A new report suggests the MTA can’t be trusted to fix the system’s massive problems.
In brief, New York’s subways are in no short supply of two things: deep-seated, systemic problems and people who propose ways to fix them. Almost every day, a solution is put forth to unwind decades worth of deferred maintenance, bad political decisions, and infrastructure that ages by the minute. We look for answers abroad, nationwide, and often, here at home. In fact, there’s a vast community of NYC-based transit thinkers and tinkerers who have dedicated their lives to devising ideas on how our commutes can be a little less shitty.
However, most of the time ambitions fall upon deaf bureaucratic ears: after being asked at a recent board meeting about making the system more handicap-accessible, Metropolitan Transit Authority (MTA) Chairman Joe Lhota was reportedly overheard on a hot mic muttering, “Like I don’t have enough fucking problems.”
With that said, the Regional Plan Association’s (RPA) Fourth Regional Plan couldn’t have arrived at a better time.
Amongst critics, the 95-year-old urban research nonprofit—the oldest of its kind in America—is seen as a sort of master of ceremonies, crystal-balling development issues, and mega-projects in the tri-state region of New York, New Jersey, and Connecticut years in advance. In its time, RPA has released three such plans: in 1929, as the region was urbanizing; in 1968, during the great suburban sprawl; and in 1996, as the region recovered from two decades of decline. Then, the group called for, and ultimately influenced the creation of, transit improvements like the Second Avenue Subway and the East Side Access for the Long Island Rail Road.
The fourth plan, released on Thursday after five years of research, comes at a time when the transit landscape appears grimmer than ever, with delays and breakdowns now daily occurrences, and short- and long-term improvements measured both in years and billions of dollars. RPA argues that, although the economic picture now may look rosy for the region, dismal transit networks could hamper growth going forward. As we already know, New Yorkers are losing jobs and money due to subway woes.
The 25-year plan touches upon a number of issues and ultimately offers 61 recommendations to amend areas like housing, affordability, and the growing spectre of climate change. But since Tunnel Vision is a blog about subways, we’ll keep it to just transit. And to get the subways up and running again, RPA’s plan offers two major pathways forward.

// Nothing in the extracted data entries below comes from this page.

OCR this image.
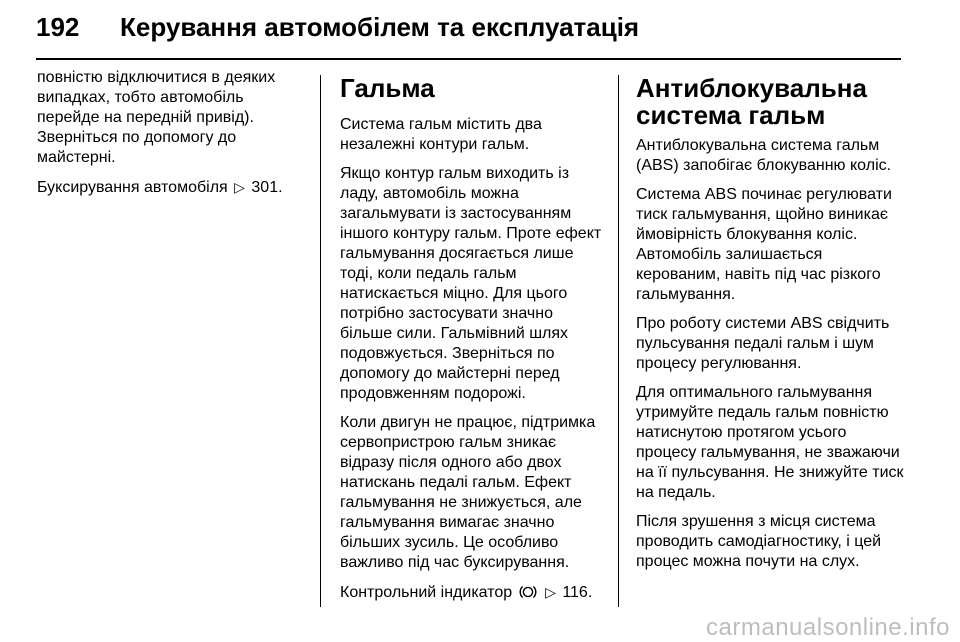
192 Керування автомобілем та експлуатація

повністю відключитися в деяких
випадках, тобто автомобіль
перейде на передній привід).
Зверніться по допомогу до
майстерні.

Буксирування автомобіля ▷ 301.

Гальма

Система гальм містить два
незалежні контури гальм.

Якщо контур гальм виходить із
ладу, автомобіль можна
загальмувати із застосуванням
іншого контуру гальм. Проте ефект
гальмування досягається лише
тоді, коли педаль гальм
натискається міцно. Для цього
потрібно застосувати значно
більше сили. Гальмівний шлях
подовжується. Зверніться по
допомогу до майстерні перед
продовженням подорожі.

Коли двигун не працює, підтримка
сервопристрою гальм зникає
відразу після одного або двох
натискань педалі гальм. Ефект
гальмування не знижується, але
гальмування вимагає значно
більших зусиль. Це особливо
важливо під час буксирування.

Контрольний індикатор ▷ 116.

Антиблокувальна
система гальм

Антиблокувальна система гальм
(ABS) запобігає блокуванню коліс.

Система ABS починає регулювати
тиск гальмування, щойно виникає
ймовірність блокування коліс.
Автомобіль залишається
керованим, навіть під час різкого
гальмування.

Про роботу системи ABS свідчить
пульсування педалі гальм і шум
процесу регулювання.

Для оптимального гальмування
утримуйте педаль гальм повністю
натиснутою протягом усього
процесу гальмування, не зважаючи
на її пульсування. Не знижуйте тиск
на педаль.

Після зрушення з місця система
проводить самодіагностику, і цей
процес можна почути на слух.

carmanualsonline.info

The first would be, perhaps, the most shocking to New Yorkers: switching the subway system over to a ‘24/3’ model, where New York’s subways would shut down from 12:30 AM to 5 AM on weeknights, but stay open entirely from Friday to Sunday. As it stands, New York’s metro is known internationally for being the subway that doesn’t sleep. “But that’s why the stations look like they do,” said Rich Barone, RPA’s VP of transportation.
Shutting down the subways overnight would allow for more routine maintenance, which other cities that do close temporarily are better able to complete, Barone argued. The report found that only 1.5 percent of total daily ridership actually occurs during those hours, and asserts that the population can instead be serviced by overnight buses. The idea here is that buses would be able to better move people at that time, with less-congested streets. But few things piss off New Yorkers more than hearing that a shuttle bus is running in lieu of a subway.

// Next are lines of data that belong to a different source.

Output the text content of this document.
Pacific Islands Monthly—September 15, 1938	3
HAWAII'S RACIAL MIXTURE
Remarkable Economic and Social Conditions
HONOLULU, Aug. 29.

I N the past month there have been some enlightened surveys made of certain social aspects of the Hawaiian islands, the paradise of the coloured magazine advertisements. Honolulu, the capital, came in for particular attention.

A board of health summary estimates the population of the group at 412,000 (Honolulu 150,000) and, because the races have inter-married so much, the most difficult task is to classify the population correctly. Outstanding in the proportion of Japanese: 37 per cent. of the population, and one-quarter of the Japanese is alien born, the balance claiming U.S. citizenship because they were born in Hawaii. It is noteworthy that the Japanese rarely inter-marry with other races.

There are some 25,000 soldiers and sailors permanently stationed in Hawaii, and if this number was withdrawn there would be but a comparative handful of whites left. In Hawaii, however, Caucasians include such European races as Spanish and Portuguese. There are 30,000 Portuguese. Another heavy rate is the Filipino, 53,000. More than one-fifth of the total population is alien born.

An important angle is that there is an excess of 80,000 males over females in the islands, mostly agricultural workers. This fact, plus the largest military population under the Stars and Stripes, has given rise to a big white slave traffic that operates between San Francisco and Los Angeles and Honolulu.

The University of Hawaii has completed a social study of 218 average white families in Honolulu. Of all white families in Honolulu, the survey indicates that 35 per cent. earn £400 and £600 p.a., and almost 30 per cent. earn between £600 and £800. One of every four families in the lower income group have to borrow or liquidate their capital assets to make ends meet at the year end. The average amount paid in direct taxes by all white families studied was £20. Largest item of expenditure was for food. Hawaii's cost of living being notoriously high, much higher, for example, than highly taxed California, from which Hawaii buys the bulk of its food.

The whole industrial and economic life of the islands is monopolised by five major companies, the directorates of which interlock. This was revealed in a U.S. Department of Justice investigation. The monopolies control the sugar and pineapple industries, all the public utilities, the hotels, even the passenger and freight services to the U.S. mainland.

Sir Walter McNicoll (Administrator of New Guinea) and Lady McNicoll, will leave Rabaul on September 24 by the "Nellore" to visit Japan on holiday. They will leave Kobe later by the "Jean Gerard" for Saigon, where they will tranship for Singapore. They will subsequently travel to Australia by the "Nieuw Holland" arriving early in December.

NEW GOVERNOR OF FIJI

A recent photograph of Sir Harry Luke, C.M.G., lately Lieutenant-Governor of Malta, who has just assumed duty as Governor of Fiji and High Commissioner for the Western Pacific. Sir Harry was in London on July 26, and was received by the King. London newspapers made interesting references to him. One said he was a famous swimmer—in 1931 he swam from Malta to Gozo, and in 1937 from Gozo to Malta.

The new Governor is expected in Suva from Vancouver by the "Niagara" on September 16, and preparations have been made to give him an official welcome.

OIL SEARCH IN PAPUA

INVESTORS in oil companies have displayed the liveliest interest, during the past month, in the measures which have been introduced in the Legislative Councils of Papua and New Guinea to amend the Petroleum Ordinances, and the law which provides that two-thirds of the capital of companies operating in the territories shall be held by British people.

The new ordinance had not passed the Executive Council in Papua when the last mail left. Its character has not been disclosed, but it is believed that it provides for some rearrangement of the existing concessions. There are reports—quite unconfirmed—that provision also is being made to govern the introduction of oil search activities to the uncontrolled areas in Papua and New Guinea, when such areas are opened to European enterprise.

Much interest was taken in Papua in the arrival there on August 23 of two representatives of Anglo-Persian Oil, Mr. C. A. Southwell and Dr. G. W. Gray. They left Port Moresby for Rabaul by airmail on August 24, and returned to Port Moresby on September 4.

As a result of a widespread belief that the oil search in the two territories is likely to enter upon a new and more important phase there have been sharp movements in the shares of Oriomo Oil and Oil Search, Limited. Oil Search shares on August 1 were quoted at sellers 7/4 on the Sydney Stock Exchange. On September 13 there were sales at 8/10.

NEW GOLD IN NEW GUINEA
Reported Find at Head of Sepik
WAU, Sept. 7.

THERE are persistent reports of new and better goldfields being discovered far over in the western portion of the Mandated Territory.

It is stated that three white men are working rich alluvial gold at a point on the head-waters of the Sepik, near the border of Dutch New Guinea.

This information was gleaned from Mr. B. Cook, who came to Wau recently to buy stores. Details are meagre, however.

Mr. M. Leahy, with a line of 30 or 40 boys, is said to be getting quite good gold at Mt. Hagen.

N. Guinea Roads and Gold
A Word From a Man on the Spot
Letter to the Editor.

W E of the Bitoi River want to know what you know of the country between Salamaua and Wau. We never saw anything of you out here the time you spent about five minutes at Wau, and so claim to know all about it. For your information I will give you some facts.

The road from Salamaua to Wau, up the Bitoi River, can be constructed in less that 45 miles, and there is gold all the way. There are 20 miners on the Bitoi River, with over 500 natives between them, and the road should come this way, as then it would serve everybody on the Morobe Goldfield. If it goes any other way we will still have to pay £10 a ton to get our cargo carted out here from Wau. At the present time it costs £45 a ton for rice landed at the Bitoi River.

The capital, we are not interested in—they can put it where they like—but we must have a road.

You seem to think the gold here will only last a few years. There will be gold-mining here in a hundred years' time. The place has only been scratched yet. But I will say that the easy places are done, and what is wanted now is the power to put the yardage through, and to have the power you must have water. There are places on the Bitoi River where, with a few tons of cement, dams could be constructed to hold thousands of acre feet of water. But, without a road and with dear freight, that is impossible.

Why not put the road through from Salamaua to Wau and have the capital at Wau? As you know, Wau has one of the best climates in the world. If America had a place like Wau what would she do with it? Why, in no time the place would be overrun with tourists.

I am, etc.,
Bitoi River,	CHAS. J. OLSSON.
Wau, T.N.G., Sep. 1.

Secondly, the plan asks New Yorkers to improve their tolerance for—or, really, get used to—12-18 month-long shutdowns like the one that inspired this blog. Using the L train shutdown in 2019 as an example, RPA says that wholesale closures of entire lines are really what’s needed to make them palatable to the modern age. (It was RPA that told VICE in April that the L train shutdown could be an “opportunity.”)
In order to do this, the report calls on New York State Governor Andrew Cuomo to create a ‘Subway Reconstruction Public Benefit Corporation,’ an independent entity, separate from the much-maligned MTA, whose single task would be to overhaul the city’s subway system in 15 years flat. This would include speeding up the modernization of the much-decried signal system (critics say it’d take 50 years at the current pace), and switching to a universal payment system, à la London (which is in the works). The latter would be beneficial for the myriad of transit projects—new and expanded subway lines; regional light rails; reactivated railroads on former freight lines; tunnels; etc.—that the report puts forward to keep up with the region’s rapid growth.